Published by under MyLife,Vancouver

You’re about to find out 25 Things about Me (thanks to a meme tag from my friend and fellow Vancouver blogger, David Drucker).

1. My last name is a shortened form of Narovlansky. Or so I’m told.
2. I believe Canada has a role to play in promoting human rights and freedom abroad. You, too? Sign this pledge and join me.
3. I play chess with social media genius Joe Solomon most weekends and lose just about every time.
4. I’ve worked as a writer in some form or another since 1999. My first article as a paid journalist was for this plucky little newspaper in my hometown. I think I was covering a trade fair in Brandon.
5. I met the love of my life over six years ago and plan to happily spend at least the next 66 years with her, assuming the timely intervention of medical science.
6. I’m a fan of Sean Orr‘s Morning Brew at Beyond Robson. There’s something about hyper-local hyper-cynical.
7. I write a column about Vancouver’s sustainability scene for a local magazine.
8. I am inspired by the work of a BC-based human rights consultant, Lauryn Oates, who was blacklisted by the Taliban at the age of 14.
9. I enjoy discussing politics and current affairs for hours on end with the encyclopedic workaholic superman and journalist Ian King and the poetic and most earnest Canuck, Lyle Neff, usually over many pints of draft.
10. I know way more about social media and IT security than you might think, but still have a lot to learn before anyone calls me a guru.
11. My wife and I celebrate the month-iversaries of our first meeting in a cafe and our wedding day every month without fail. We even have a song.
12. I hang out with a cool guy who speaks seven languages (or more. I’ve lost count), has a photographic memory and includes “fashion model” and “environmental consultant” on his resume. I speak, of course, of the super-blogger Hummingbird604.com. Raul is cool.
13. Back in high school, my favorite comic books were the Incredible Hulk and the Swamp Thing. I liked my heroes monstrous and misunderstood.

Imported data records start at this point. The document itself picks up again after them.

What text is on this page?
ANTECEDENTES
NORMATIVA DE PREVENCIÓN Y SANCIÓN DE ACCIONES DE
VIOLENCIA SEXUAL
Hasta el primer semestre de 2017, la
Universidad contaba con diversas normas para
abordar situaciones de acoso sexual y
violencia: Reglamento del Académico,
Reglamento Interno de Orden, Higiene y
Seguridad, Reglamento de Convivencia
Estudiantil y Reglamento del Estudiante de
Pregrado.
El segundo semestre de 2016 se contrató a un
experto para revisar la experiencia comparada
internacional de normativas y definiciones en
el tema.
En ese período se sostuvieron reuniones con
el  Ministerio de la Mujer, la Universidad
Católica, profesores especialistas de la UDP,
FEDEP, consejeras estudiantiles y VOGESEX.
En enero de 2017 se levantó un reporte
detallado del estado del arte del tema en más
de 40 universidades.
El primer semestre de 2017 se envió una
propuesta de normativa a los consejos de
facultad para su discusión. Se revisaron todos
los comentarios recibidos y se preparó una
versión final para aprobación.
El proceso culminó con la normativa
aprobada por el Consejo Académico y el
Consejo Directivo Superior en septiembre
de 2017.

14. I’m proud to call best-selling author and tireless journalist Terry Glavin a friend and comrade. If you ever see me waving a socialist flag amidst the vanguard of the workers’ revolution against the powers that be, you’ll know who to thank.
15. I chew at least a pack of gum a day.
16. I like ska music. Fuzzcat ROCKS!
17. I have worked on political campaigns, but I’ve never been a signed member of any political party.

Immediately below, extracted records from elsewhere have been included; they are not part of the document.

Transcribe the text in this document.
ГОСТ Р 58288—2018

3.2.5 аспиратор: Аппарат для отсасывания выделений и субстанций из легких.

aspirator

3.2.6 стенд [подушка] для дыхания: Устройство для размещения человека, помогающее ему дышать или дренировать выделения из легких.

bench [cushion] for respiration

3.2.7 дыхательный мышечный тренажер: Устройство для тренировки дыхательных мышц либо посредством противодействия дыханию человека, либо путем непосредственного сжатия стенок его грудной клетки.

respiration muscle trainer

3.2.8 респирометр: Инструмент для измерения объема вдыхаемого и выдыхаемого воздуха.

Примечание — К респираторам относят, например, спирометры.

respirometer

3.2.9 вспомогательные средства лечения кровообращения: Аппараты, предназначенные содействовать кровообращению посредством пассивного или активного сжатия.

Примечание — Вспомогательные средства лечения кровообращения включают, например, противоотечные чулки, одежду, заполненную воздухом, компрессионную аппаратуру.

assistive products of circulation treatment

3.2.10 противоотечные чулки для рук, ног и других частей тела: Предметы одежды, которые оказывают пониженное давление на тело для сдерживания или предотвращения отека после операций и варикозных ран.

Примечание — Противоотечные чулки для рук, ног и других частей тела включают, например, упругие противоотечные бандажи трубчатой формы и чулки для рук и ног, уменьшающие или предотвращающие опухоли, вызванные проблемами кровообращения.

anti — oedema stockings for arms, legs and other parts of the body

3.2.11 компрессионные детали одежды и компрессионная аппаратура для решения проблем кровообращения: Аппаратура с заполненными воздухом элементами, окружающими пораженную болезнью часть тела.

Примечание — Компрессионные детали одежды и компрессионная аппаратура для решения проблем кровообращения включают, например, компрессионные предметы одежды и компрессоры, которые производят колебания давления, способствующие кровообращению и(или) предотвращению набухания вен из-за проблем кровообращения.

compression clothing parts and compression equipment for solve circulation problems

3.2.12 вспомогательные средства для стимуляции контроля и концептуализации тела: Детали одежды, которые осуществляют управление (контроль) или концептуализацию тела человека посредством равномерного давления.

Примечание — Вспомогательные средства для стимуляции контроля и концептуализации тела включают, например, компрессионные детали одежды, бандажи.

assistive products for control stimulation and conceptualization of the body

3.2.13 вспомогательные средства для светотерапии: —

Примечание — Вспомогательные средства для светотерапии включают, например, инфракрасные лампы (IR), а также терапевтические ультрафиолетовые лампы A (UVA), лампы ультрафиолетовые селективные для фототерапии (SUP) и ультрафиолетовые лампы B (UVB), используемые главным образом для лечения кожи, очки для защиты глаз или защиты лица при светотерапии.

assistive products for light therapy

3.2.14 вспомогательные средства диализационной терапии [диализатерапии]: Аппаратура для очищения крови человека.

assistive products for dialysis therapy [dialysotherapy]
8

18. I’ve attended the Covenant Zone.
19. I’ve seen the inside of a tunnel dug by the North Koreans beneath the DMZ to facilitate an invasion of the South.
20. I can quote virtually any line of Sex in the City dialogue five seconds before it happens.
21. When I play Civilization, I never start wars, but I always finish them.
22. My favorite film is Barton Fink.
23. I don’t spend nearly enough time with Michael Klassen, one of Vancouver’s smartest commentators on local politics, urban planning, communications trends and much else besides.
24. I’ve shaken hands and had a brief conversation with Prince Charles of England.
25. I love the life I share with my wife and I’m grateful every day for the chance to live with her in the best city in the greatest country on the face of the Earth.

Since I try to keep my spamming of friends and colleagues to a minimum, I will not be passing on this 25-Things meme. On the other hand, my readers are free to assume they are “tagged” by reading this post, if they are so inclined. Cheers.